Dissect your diet at Mixing Bowl Studio

Jan Kincaid Rystrom opened her own nutrition therapy clinic with one goal: to help people eat better.

By Isaac Bonnell

Mixing Bowl Studio
Owner: Jan Kincaid Rystrom
Opening date: Sept. 1
Address: 1100 Larrabee Ave. Suite B2
Square footage: 400
Phone: (360) 734-2612
Web site: www.mixingbowlstudio.com

Most people would consider Jan Kincaid Rystrom a foodie because she is always talking about food and cooking. But Rystrom just sees that as part of her job — granted, it’s one of the things she enjoys most about being a dietitian.

Rystrom launched her own nutrition therapy business in September with a focus on answering a question that comes up every day: What’s for dinner? Many people struggle with this because they don’t know how to plan a menu, she said.

“We’ve lost these skills in our society, so I spend a lot of time just talking about food and how to shop for groceries,” she said. “In our culture, we’ve been taught that everything has to be fast and easy.”

Changing your diet isn’t always fast an easy, but it is incredibly important if you have diabetes, kidney problems or food allergies, Rystrom said. As a certified diabetes instructor and registered dietitian, Rystrom spends a lot of her time creating custom “nutrition prescriptions” for people with medical conditions.

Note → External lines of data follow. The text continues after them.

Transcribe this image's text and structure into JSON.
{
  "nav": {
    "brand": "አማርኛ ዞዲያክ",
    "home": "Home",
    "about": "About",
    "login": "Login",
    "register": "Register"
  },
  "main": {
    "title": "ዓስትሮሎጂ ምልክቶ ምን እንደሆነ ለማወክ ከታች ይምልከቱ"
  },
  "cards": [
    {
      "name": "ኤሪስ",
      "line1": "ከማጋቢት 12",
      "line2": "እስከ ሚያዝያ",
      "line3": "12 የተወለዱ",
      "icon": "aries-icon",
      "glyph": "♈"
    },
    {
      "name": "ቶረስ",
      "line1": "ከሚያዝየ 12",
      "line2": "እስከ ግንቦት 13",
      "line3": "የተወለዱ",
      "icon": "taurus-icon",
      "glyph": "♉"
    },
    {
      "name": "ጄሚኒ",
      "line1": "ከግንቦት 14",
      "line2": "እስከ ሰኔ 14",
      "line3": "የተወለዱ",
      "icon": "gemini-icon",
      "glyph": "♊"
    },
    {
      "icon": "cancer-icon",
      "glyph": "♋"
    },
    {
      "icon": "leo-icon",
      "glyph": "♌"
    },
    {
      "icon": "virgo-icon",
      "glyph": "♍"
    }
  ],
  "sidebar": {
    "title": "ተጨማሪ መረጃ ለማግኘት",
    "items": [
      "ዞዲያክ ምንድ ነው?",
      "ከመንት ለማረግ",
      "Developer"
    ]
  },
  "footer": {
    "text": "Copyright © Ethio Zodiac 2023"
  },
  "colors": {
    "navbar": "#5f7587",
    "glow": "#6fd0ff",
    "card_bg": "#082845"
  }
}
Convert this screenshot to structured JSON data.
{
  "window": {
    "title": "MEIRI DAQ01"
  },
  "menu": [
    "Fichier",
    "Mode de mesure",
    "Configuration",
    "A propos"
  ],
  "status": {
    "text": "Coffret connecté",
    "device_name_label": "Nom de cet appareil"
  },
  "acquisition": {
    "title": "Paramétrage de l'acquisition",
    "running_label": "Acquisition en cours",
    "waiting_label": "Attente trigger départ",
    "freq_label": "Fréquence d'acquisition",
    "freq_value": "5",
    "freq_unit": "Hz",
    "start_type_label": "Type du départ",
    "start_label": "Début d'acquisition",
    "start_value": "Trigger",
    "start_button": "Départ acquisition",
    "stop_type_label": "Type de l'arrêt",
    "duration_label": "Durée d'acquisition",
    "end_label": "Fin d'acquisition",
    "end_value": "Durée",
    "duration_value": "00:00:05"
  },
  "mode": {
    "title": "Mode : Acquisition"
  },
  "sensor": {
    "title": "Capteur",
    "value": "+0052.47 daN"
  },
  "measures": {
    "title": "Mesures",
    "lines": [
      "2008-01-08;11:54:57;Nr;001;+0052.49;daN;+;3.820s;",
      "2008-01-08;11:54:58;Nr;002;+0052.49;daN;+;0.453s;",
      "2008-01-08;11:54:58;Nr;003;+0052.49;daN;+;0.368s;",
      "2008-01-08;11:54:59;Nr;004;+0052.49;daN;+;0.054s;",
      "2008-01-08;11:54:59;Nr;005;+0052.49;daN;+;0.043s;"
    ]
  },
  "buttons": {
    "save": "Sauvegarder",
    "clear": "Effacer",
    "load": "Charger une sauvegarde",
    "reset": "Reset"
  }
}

First she examines a patient’s lab results and medical history, then she helps him or her craft a weekly meal pattern. She also takes it one step further and makes sure that the patient knows what to buy for each meal and how to cook it.

“If people don’t know what to put in their grocery basket, you haven’t done one bit of good,” she said. “All of the science does a great job of isolating the individual physiological elements, but it doesn’t  help people understand what to cook. I try to give people enough science to know that there is method to the madness, but apply that to planning a menu and shopping for groceries.”

For those who may not have medical conditions but are still interested in creating a healthier diet, Rystrom also offers one-on-one nutrition and lifestyle counseling and free monthly classes.

On Nov. 7, she is hosting a class about healthy snacking for children and their parents. Then on Dec. 1, Rystrom is teaching a class on menu planning during the holidays.

Throughout her career, Rystrom has spread the good news of healthy lifestyles. She helped develop a series of nutrition and cooking classes at Haggen called the WellAware Program. And most recently, she was a clinical trainer for an insulin pump company.

One of the reasons Rystrom decided to start her own clinic was to help people understand the importance of a healthy diet.

“This is really a good way to help people change their lives,” she said.